Yayınlandığı 1933 yılında sonra tam 8 kez değiştirilmiştir. Bunlar; 1953, 1967, 1976, 1980, 1990, 2000, 2010 ve nihayetinde en sonuncusu 01.01.2020 tarihinde yürürlüğe giren 2020 değişiklikleridir. Bugüne kadar yapılan değişiklikler ile birçok Incoterms® türü kaldırılmış ve yenisi eklenmiştir. Incoterms® 2020 ile toplam 11 adet teslim şekli öngörülmüştür.
HUKUKİ NİTELİĞİ VE SÖZLEŞMELER BAKIMINDAN BAĞLAYICILIĞI
Incoterms® taraflar arasında isteğe bağlı olarak kullanılabilecek ihtiyari kurallardır. Bu kurallar kendiliğinden bağlayıcılık kazanmazlar.

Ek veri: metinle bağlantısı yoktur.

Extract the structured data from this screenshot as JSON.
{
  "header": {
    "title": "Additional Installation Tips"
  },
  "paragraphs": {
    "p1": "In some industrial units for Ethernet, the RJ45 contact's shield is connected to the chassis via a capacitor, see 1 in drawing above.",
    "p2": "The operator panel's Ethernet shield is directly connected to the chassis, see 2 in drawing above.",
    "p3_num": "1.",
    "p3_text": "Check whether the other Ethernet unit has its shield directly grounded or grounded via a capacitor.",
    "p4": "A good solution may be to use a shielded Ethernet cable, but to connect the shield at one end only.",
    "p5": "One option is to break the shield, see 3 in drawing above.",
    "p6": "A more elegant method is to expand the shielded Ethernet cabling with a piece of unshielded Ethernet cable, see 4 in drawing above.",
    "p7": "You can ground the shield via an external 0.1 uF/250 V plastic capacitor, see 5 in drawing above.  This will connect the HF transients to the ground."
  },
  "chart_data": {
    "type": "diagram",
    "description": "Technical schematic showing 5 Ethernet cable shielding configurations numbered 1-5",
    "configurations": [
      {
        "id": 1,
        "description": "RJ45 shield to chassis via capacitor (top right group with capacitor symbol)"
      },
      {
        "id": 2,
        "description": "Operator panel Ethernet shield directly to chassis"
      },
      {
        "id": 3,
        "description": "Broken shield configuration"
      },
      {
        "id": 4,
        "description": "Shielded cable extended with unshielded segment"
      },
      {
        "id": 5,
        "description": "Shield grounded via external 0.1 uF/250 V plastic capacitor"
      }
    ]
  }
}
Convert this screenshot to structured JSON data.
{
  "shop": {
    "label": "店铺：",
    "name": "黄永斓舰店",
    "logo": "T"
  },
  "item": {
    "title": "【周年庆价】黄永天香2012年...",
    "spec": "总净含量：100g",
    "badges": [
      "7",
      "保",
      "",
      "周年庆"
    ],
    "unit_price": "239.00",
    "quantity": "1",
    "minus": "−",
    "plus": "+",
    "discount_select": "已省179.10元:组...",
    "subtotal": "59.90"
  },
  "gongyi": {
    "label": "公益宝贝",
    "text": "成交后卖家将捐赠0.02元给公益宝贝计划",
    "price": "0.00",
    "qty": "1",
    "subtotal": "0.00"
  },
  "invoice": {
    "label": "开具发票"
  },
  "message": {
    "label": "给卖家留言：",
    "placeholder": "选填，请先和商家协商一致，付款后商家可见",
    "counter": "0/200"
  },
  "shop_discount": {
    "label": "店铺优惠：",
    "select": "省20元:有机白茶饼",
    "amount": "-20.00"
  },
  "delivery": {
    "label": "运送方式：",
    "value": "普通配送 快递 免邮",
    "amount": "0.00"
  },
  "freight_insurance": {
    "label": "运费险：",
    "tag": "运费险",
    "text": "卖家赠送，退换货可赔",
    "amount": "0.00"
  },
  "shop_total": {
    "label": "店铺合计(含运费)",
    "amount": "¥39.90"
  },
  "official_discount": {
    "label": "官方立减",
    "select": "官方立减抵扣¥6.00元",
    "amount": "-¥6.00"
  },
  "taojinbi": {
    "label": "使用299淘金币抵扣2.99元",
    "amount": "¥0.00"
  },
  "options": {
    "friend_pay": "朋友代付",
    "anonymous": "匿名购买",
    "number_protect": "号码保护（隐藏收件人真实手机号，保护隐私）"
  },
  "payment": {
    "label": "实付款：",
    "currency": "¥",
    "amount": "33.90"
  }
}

Aslen ihtiyari bağlayıcılığı borçlar hukukunun genel prensibi olan “sözleşme serbestisi ilkesi" ile kendisini gösterir. Sözleşme serbestisi ilkesi 6098 Sayılı Türk Borçlar Kanunu 26. maddesinde düzenlenmiştir. Madde “Taraflar, bir sözleşmenin içeriğini kanunda öngörülen sınırlar içinde özgürce belirleyebilirler.” şeklinde düzenlenmiştir. Incoterms® ile belirlenen teslim şekli, tarafların karşılıklı birbiri ile örtüşen beyanları ile sözleşmeye derç edilir ve artık bu kurallar taraflar için bağlayıcı hale gelir.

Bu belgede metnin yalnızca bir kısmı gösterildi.